Massimo Arnoldi and I were
working on booking payments for a life insurance policy. The requirements and the code were difficult to grasp
because of all the special cases- what if they pay too much, what if they pay late, what if they pay for two months
at once, etc.
We spent half a day trying
to come up with the tests and code for this situation, without success. Every time we got one test working, we
discovered the need for three others.
Cheese and oregano pizza
and a couple of espressos later, we decided to solve a simpler problem. Could we just test and code the part that
decided whether booking a payment was possible at all? Sure- if the amount matched, we could book. Otherwise we
had to ask for human intervention. We made a couple of tests and an object that passed them. Elapsed time, 15 minutes.
Next, could we correctly
book a payment? Given that the first test passed correctly, we could assume that the source account had the correct
balance.
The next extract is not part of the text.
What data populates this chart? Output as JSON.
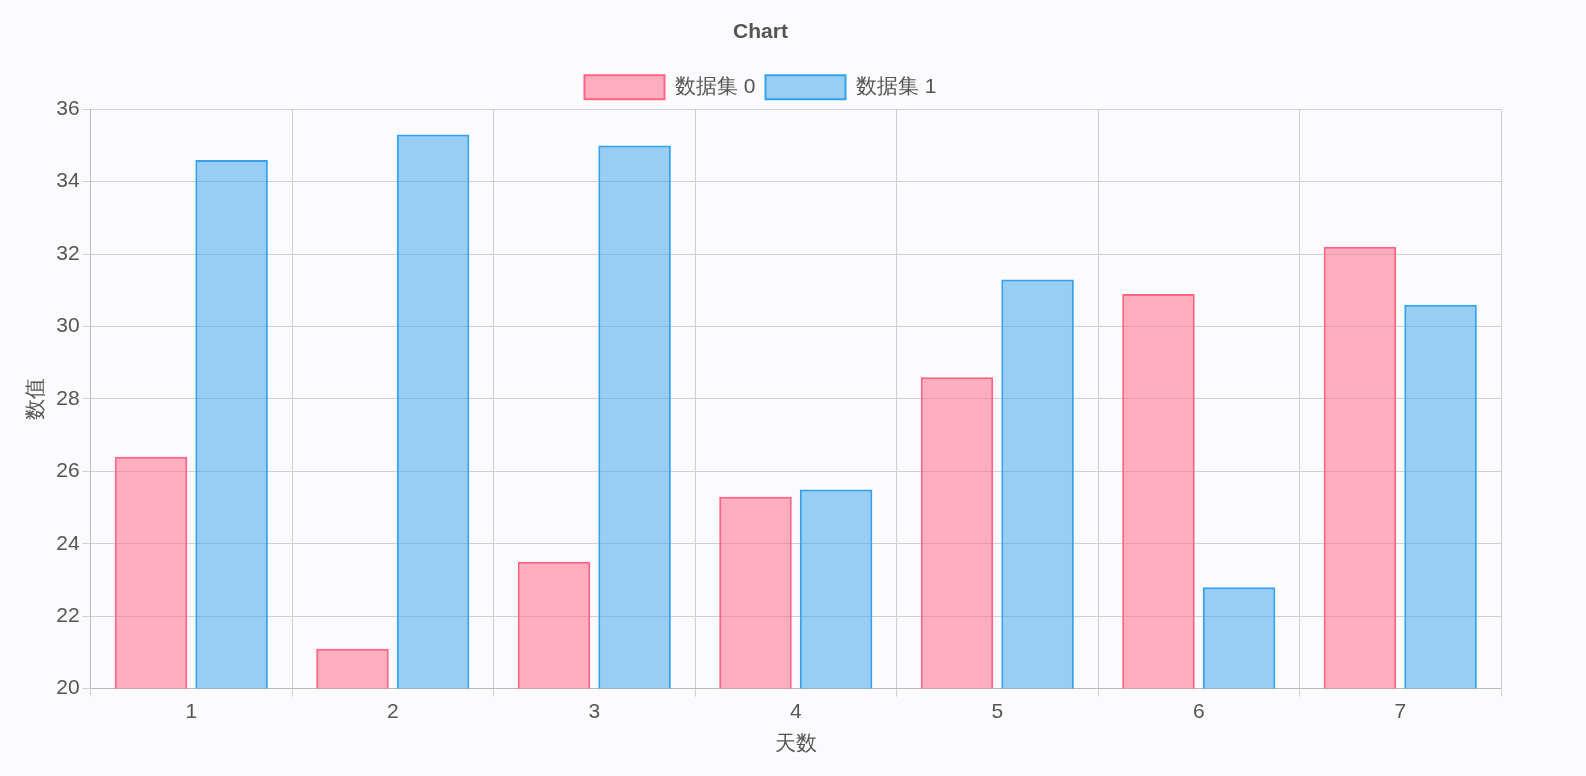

Testing and coding was trivial- one test, one object, one method, done. Elapsed time, 5 minutes. |

We wouldn't have created
two objects if we hadn't been coding test first. The second object would have been god awful complicated if we
couldn't rely on the first test passing. Net result of test-first (once we pulled our heads out)- cleaner design,
correct behavior, simple tests, and simple code.
I now try to apply this
strategy to all of the difficult problems I encounter. "What are the pieces, the combination of which I will
have confidence in assuming that the pieces all work?" I don't always find the pieces right away. Sometimes
it's months or years. In the meantime I have lots of tests for my less-than-optimal design. When insight rears
its ugly head, I have all the resources I need to retrofit it.